The organization’s 2021 platform, announced Friday morning, comes just days after House Democrats sent a bill to the Senate that potentially represents the largest overhaul of the U.S. election law in at least a generation. The Brennan Center for Justice at New York University, which charts such things, said state lawmakers across the country have filed more than 200 bills in 43 states that would limit ballot access in future elections.

And earlier this week in Georgia, state lawmakers voted for legislation requiring identification to vote by mail that would also allow counties to cancel early in-person voting on Sundays — the “souls to the polls" events when many Black voters cast ballots after church.

“The question after the 2020 election was, ‘Will that momentum sustain itself?

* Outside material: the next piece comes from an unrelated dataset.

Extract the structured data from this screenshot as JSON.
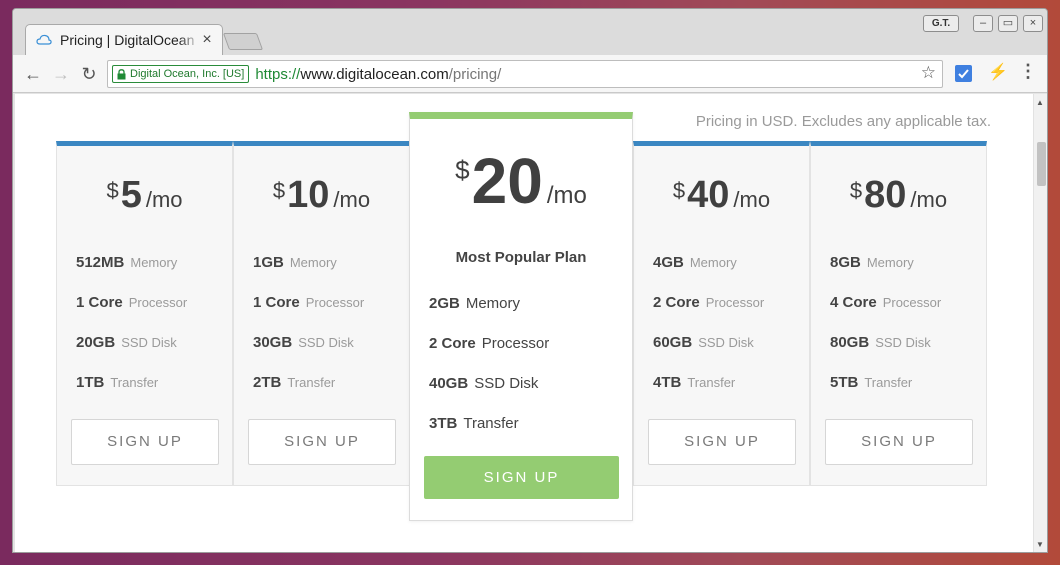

Will athletes stay engaged?’ And we’re saying, ‘Yes, absolutely, and here’s how,’” said More Than A Vote’s Michael Tyler, who was deputy communications director during Sen. Cory Booker’s bid for the Democratic presidential nomination said.

“We’ve already been engaged to some degree in Georgia, which is Ground Zero for this wave of voter suppression efforts,” Tyler said. “We’ve been raising money for the new Georgia project, and we’ll use the All-Star Game to shine a light on this wave of voter suppression bills and start our 2021 national advocacy campaign and our platform.”

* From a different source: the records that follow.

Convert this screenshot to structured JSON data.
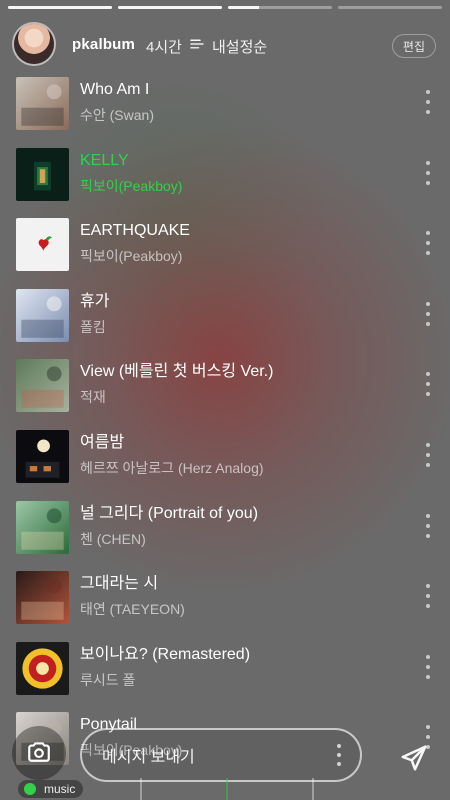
{
  "story": {
    "progress": [
      1,
      1,
      0.3,
      0
    ],
    "header": {
      "username": "pkalbum",
      "time_ago": "4시간",
      "sort_label": "내설정순",
      "edit_label": "편집"
    }
  },
  "songs": [
    {
      "title": "Who Am I",
      "artist": "수안 (Swan)",
      "art": "art-1"
    },
    {
      "title": "KELLY",
      "artist": "픽보이(Peakboy)",
      "art": "art-2",
      "active": true
    },
    {
      "title": "EARTHQUAKE",
      "artist": "픽보이(Peakboy)",
      "art": "art-3"
    },
    {
      "title": "휴가",
      "artist": "폴킴",
      "art": "art-4"
    },
    {
      "title": "View (베를린 첫 버스킹 Ver.)",
      "artist": "적재",
      "art": "art-5"
    },
    {
      "title": "여름밤",
      "artist": "헤르쯔 아날로그 (Herz Analog)",
      "art": "art-6"
    },
    {
      "title": "널 그리다 (Portrait of you)",
      "artist": "첸 (CHEN)",
      "art": "art-7"
    },
    {
      "title": "그대라는 시",
      "artist": "태연 (TAEYEON)",
      "art": "art-8"
    },
    {
      "title": "보이나요? (Remastered)",
      "artist": "루시드 폴",
      "art": "art-9"
    },
    {
      "title": "Ponytail",
      "artist": "픽보이(Peakboy)",
      "art": "art-10"
    }
  ],
  "composer": {
    "placeholder": "메시지 보내기",
    "music_label": "music"
  },
  "colors": {
    "accent": "#33d14a"
  },
  "icons": {
    "camera": "camera-icon",
    "send": "send-icon",
    "sort": "sort-icon",
    "more": "more-vertical-icon"
  }
}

More Than A Vote is calling its latest plan the “Protect Our Power campaign,” which it said “will fight against this new wave of voter suppression efforts sweeping the country aimed at rolling back the gains Black voters made in last year’s general election.”

The organization recruited thousands of workers to help at polling places last year, sparked voter registration drives and concentrated efforts in key battleground states like Georgia. Record turnout led to Democratic wins in Georgia’s presidential election and two U.S. Senate runoffs.

And it's no secret that Democrats would strongly oppose adding barriers to mail-in and early voting, both of which were major factors in helping President Joe Biden win Georgia’s 16 Electoral College votes and Raphael Warnock and Jon Ossoff take the two Senate seats that gave Democrats control of the chamber.

James also stresses in the spot that the group isn’t about just words. They’re demanding, and promising, action.

“This isn’t the time to put your feet up or to think posting hashtags and black squares is enough,” James said to conclude the ad. “Because for us, this was never about one election. It’s always been More Than A Vote. It’s a fight that’s just getting started. And we’ve been ready. You with us?”